For Christians all over the world the season of Lent begins tomorrow. As Lent is a season of quiet contemplation, atonement and self-sacrifice in preparation for Easter, Shrove Tuesday (aka Fat Tuesday) is a day of indulgence. Though the understanding of Shrove Tuesday comes from the word “shrive” meaning to confess and receive absolution, it is also synonymous with food, drink and parties.
The idea of Shrove Tuesday began in medieval times. Since many forms of the Christian tradition restrict fatty foods such as milk, eggs, meat during Lent the idea of Shrove Tuesday was to have a big celebration to use up all of those food the day before Lent so they would not go to waste. It was during this time the English began eating pancakes on Shrove Tuesday.
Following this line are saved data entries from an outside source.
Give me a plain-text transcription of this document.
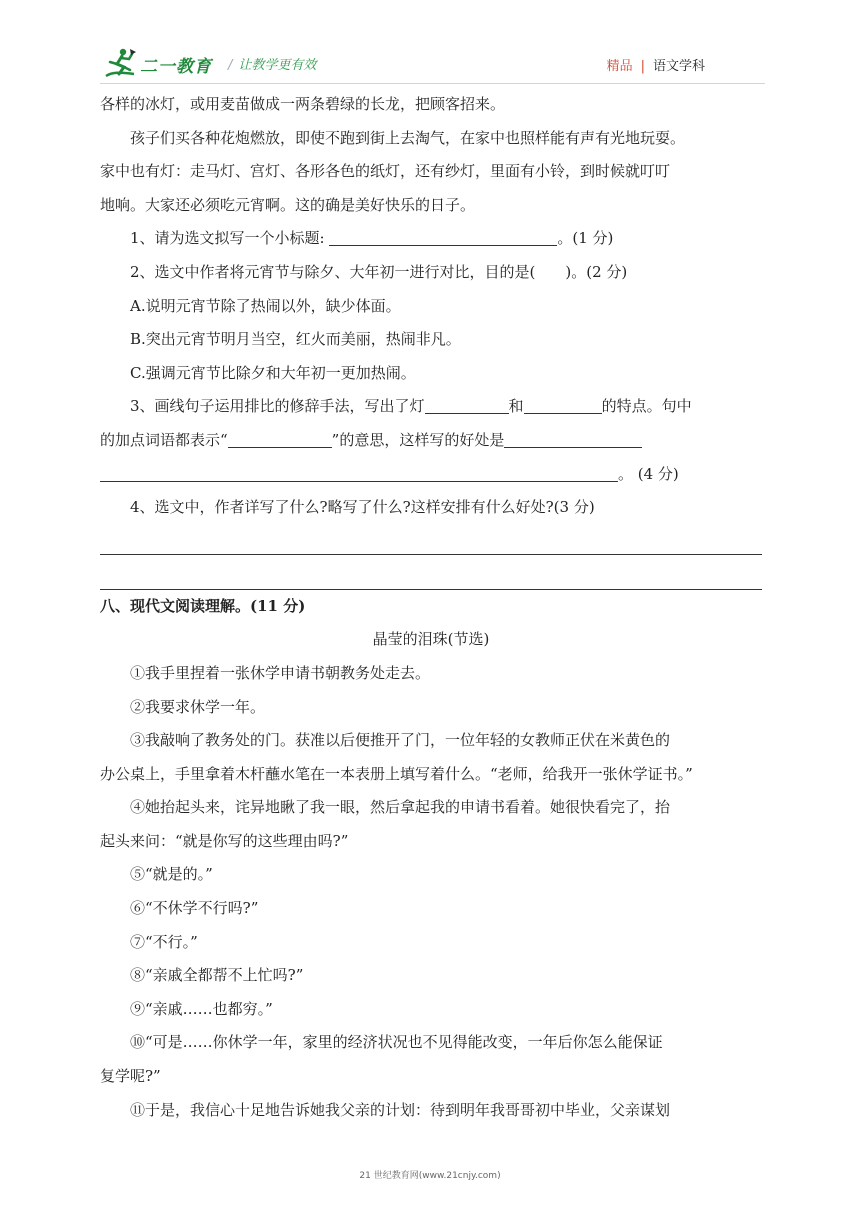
二一教育 / 让教学更有效	精品 | 语文学科

各样的冰灯，或用麦苗做成一两条碧绿的长龙，把顾客招来。

孩子们买各种花炮燃放，即使不跑到街上去淘气，在家中也照样能有声有光地玩耍。

家中也有灯：走马灯、宫灯、各形各色的纸灯，还有纱灯，里面有小铃，到时候就叮叮

地响。大家还必须吃元宵啊。这的确是美好快乐的日子。

1、请为选文拟写一个小标题:	。(1 分)

2、选文中作者将元宵节与除夕、大年初一进行对比，目的是(　　)。(2 分)

A.说明元宵节除了热闹以外，缺少体面。

B.突出元宵节明月当空，红火而美丽，热闹非凡。

C.强调元宵节比除夕和大年初一更加热闹。

3、画线句子运用排比的修辞手法，写出了灯	和	的特点。句中

的加点词语都表示“	”的意思，这样写的好处是

。 (4 分)

4、选文中，作者详写了什么?略写了什么?这样安排有什么好处?(3 分)

八、现代文阅读理解。(11 分)

晶莹的泪珠(节选)

①我手里捏着一张休学申请书朝教务处走去。

②我要求休学一年。

③我敲响了教务处的门。获准以后便推开了门，一位年轻的女教师正伏在米黄色的

办公桌上，手里拿着木杆蘸水笔在一本表册上填写着什么。“老师，给我开一张休学证书。”

④她抬起头来，诧异地瞅了我一眼，然后拿起我的申请书看着。她很快看完了，抬

起头来问：“就是你写的这些理由吗?”

⑤“就是的。”

⑥“不休学不行吗?”

⑦“不行。”

⑧“亲戚全都帮不上忙吗?”

⑨“亲戚……也都穷。”

⑩“可是……你休学一年，家里的经济状况也不见得能改变，一年后你怎么能保证

复学呢?”

⑪于是，我信心十足地告诉她我父亲的计划：待到明年我哥哥初中毕业，父亲谋划

21 世纪教育网(www.21cnjy.com)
In France the pre-Lenten celebration was extended from one day to three days, beginning the Sunday prior to Ash Wednesday, known as Mardi Gras; culminating in a huge celebration known as “Fat Tuesday.” Eastern Europeans welcomed Lent with a Carnival that included parades, masks, practical jokes and costumes. As Christianity spread to the Americas various pre-Lenten celebrations amalgamated into our modern understanding of Mardi Gras in New Orleans, Carnival in Rio De Janiero and Christians all over the world consuming pancakes!
I typically prepare pancakes for dinner each year on Shrove Tuesday. Additionally, I often buy a King Cake for us to share. The King Cake, named after the 3 Kings or Maji, has its own fascinating history of popular religion dating back centuries. Some countries celebrate with the King Cake on January 6, the beginning of the season of Epiphany; others celebrate at the end of Epiphany, Shrove Tuesday, with the King Cake. Traditionally, the King Cake is a round, cinnamon dough Danish, hollow in the middle, covered in purple, green and gold icing with a plastic baby (representing the Baby Jesus) hidden somewhere inside. Whoever gets the slice with the plastic baby is believed to be blessed with prosperity and is also responsible for hosting the next year’s Mardi Gras party. King Cakes are prominent in New Orleans’s Mardi Gras, often seen as much more important than even the parades.
This year I did not purchase a King Cake; however, we did enjoy a delicious pancake dinner. In preparation for our pancake dinner I had to do some important research: What wine to pair with pancakes? Champagne seemed like my first guess, or even a sweet Riesling, Gewürztraminer, or Chenin Blanc. However, the overwhelming recommendation to pair with sweet pancakes was Moscato d’Asti. After researching Moscatos this was the wine I chose:
Villa Lanata Moscato d’Asti DOCG: This wine poured an effervescent gold into the glass and opened with a dazzling bouquet of fresh cut flower, stone fruit, citrus and a hint of tropical fruit. On the palate this crisp, refreshing wine offered sweet flavors of apricots, peaches, lemon custard, fresh pineapple frozen yogurt and fresh flowers such as honeysuckle and sweet alyssum. It offered a crisp, clean texture that was light yet quite sweet with mild acidity and a clean finish. This wine was crafted from 100% Muscat grapes in the Piedmonte region of Italy. For those who prefer sweet wines this one was a winner and for those times when the meal dictates a sweet wine this Moscato would provide an excellent pairing. Furthermore, at only 5.5% alcohol you could sip this wine all day! SRP $15.99; available at Total Wine.
I paired the Moscato with Lemon-Ricotta Pancakes with Caramelized Apples from Food and Wine Magazine. First of all the pancakes were delicious and my family thoroughly enjoyed them. I definitely recommend this recipe for light and flavorful pancakes; you can find the recipe on my Pinterest recipe page. Second, the wine was an excellent accompaniment to the pancakes. Though the cakes themselves were not sweet the caramelized apples and maple syrup certainly sweetened up the dish. Additionally, I added Applegate Farms chicken and maple sausage links as a side to the pancakes and the wine paired equally well with the salty/sweet sausages. Overall, this could have quite possibly been our most delicious Shrove Tuesday yet. And my son much preferred the meal over last year’s Buckwheat Pancake dinner!
If you are looking for a wine to pair with brunch or any special occasion that includes particularly sweet foods in addition to sparkling wine why not try a Moscato d’Asti? I think you will enjoy it. What wine do you pair with pancakes?
My Song Selection: Since Shrove Tuesday is a day of indulgence, parades, costumes and parties before Ash Wednesday and the season of Lent begins I decided to pair a fun party song with the fun Moscato d’Asti. Groove is in the Heart by Deee-Lite is as effervescent and full of flavor as the Villa Lanata Moscato d’Asti; a perfect pairing.
Get your own bottle of Villa Lanata Moscato d’Asti and let me know what song you pair with it. Cheers!